Hospital officials agreed to the fine without acknowledging any wrongdoing. Tenet, the hospital's owner, said in a statement last week that it "would be inaccurate to conclude" that all of the patients who were readmitted came back because of infections acquired during surgery. The company did not give further details about the cases.
Hospital officials have said their infection rate was about equal to the national average and that some results of the inspections were misleading. "There is no aggregate clinical evidence to show that these infections occurred as a result of care provided at the facility," Tenet said in its statement.
In 2004, Tenet settled more than 100 civil lawsuits for $31 million, again without admitting wrongdoing.

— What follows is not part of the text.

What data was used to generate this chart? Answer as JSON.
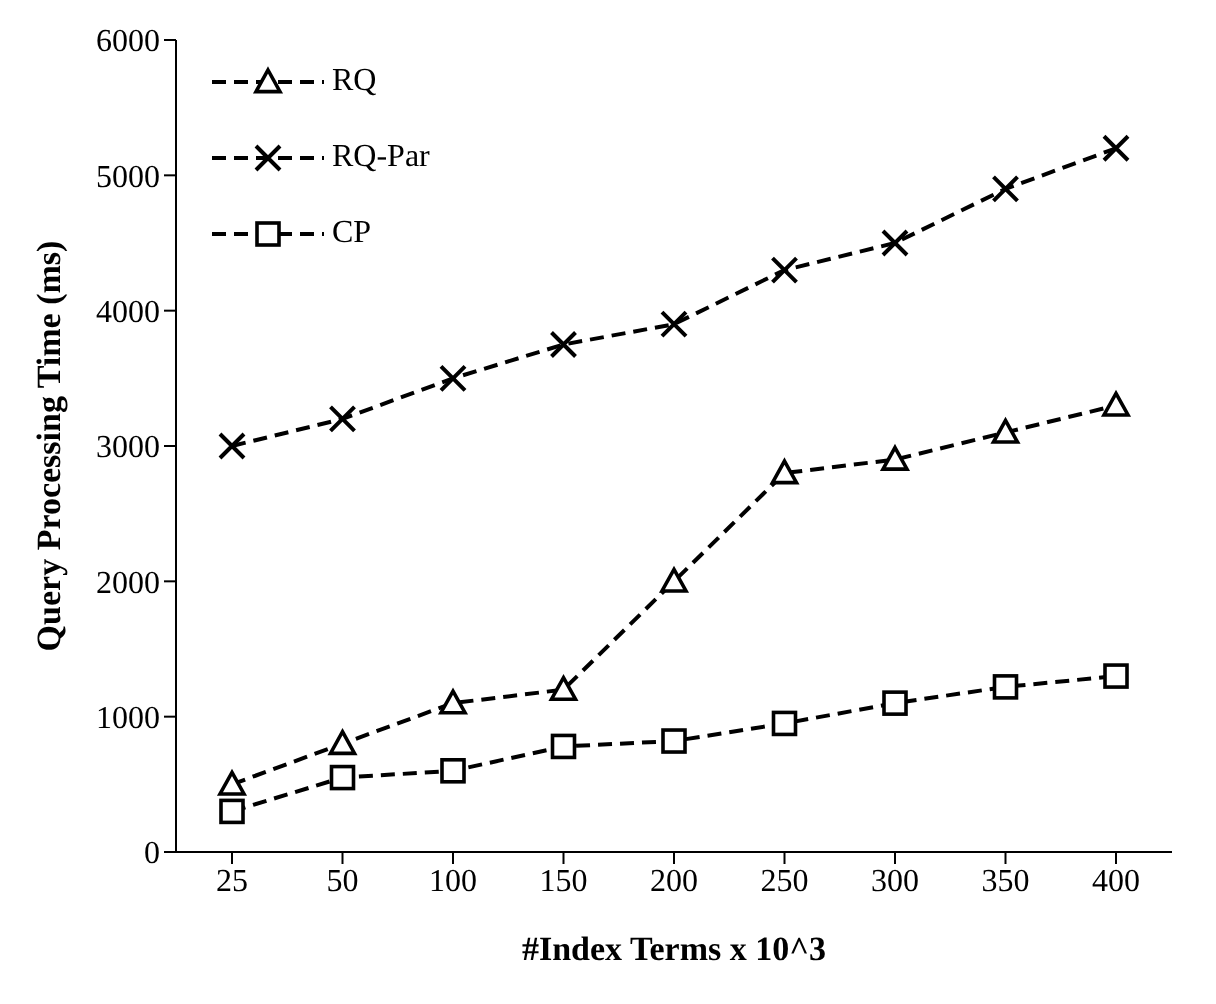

After suffering a drop-off in business, Palm Beach Gardens is once again busy. The hospital's Web site touts its heart program as among the nation's best.
No Free Glasses
One of the losers in Medicare's payment system can be found near Minneapolis. Amid supersize bookstores and upscale coffee shops, doctors and nurses at the suburban Woodbury clinic tend to nearly 23,000 patients belonging to HealthPartners, the highly ranked Medicare HMO.
As a Medicare HMO, HealthPartners receives a flat fee from the federal health program to provide care to each member, unlike traditional Medicare, in which doctors and hospitals are paid each time they provide a service. Medicare bases that HMO fee in part on what it pays for its traditional fee-for-service members in that region.
The result is that HMOs that happen to be in areas where patients use more services and overall Medicare spending is high are paid thousands more annually per member than HMOs in low-cost areas such as Minnesota -- regardless of how the patients fare.
For example, WellCare, a Miami HMO, receives $11,834 to treat each of its Medicare members. HealthPartners: $7,851 -- a difference of $3,983 per patient per year.
Yet HealthPartners outperforms WellCare on 13 out of 14 Medicare quality measures.
More of its patients get flu shots and colorectal exams. Turnover among HealthPartners' doctors is lower. And patients of the Minnesota HMO -- whose average age is 78 -- report being happier with their care.